Deploying a new integration

RabbitMQ

RabbitMQ dynamically creates queues and exchanges when they are first accessed in code. Therefore, there is no need to manually create queues when deploying a new integration. They can be created and configured ahead of time, but it's not required. Note that once they are created, if any configurations need to be changed, the queue or exchange must be deleted and recreated.

Azure Service Bus

Unlike RabbitMQ, ASB resources must be allocated before the code accesses them and will not be created on the fly.
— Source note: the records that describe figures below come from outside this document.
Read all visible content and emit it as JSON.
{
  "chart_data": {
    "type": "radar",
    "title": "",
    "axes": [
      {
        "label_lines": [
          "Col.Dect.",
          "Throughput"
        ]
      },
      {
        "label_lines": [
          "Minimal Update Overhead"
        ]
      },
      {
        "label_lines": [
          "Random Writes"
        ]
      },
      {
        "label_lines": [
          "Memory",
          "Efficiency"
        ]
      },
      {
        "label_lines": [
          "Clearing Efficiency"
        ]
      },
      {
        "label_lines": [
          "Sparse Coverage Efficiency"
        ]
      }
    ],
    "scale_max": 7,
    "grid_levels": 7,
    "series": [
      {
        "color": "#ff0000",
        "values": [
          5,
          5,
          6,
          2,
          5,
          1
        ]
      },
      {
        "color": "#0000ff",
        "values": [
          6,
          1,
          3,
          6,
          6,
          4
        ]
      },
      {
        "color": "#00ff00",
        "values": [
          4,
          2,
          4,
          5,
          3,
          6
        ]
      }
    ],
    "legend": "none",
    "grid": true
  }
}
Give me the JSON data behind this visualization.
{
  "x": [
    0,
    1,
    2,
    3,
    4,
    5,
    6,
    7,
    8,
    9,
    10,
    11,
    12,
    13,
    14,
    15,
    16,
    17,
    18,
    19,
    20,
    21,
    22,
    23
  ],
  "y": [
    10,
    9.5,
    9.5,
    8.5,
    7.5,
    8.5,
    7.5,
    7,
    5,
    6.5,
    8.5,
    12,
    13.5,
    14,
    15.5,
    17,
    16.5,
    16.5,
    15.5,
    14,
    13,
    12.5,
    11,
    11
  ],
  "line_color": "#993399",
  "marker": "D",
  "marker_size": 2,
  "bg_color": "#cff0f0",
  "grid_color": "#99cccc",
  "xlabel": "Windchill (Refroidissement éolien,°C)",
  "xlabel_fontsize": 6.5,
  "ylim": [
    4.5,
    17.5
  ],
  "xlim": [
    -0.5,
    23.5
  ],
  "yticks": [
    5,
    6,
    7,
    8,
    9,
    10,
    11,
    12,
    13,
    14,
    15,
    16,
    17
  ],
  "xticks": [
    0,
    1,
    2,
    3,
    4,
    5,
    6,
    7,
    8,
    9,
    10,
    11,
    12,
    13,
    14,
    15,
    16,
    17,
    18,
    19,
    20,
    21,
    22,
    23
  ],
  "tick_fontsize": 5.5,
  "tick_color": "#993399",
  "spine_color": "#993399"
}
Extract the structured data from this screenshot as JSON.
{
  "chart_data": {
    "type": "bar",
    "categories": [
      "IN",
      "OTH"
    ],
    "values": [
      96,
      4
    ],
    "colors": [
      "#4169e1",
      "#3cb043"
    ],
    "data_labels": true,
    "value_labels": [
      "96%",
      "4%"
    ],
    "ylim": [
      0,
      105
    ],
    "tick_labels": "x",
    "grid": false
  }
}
This means that any subscriptions needed for a new integration must be created in ASB before that code is deployed.

The two subscriptions created above in Global Settings and servicebusemulator_config.json need to be created in the Azure portal or CLI for the environment before deploying the code.

  1. ExmpleEventSubscriptionName
    • This subscription is a fan-out subscription from the main event topic.
    • As such, it will start receiving all the events as soon as it is declared.
    • This can create a backlog before the integration-specific handler is declared and deployed.
    • One strategy to avoid this is to create the subscription with a false filter (e.g. 1 = 0).
      • This will create the subscription, but the filter will ensure that no messages actually land in the subscription.
      • Code can be deployed that references the subscription, because the subscription legitimately exists (it is simply empty).
      • When the code is in place, and we're ready to start receiving messages on the new integration, we simply remove the filter to return the subscription to receiving all messages via fan-out.
  2. ExmpleIntegrationSubscriptionName
    • This subscription must be created before the new integration code can be deployed.
    • However, it is not fan-out, but rather a filter based on the IntegrationType.ToRoutingKey.
    • Therefore, it won't start receiving messages until organizations have active configurations. This means there's no risk of building up a backlog by declaring it ahead of time.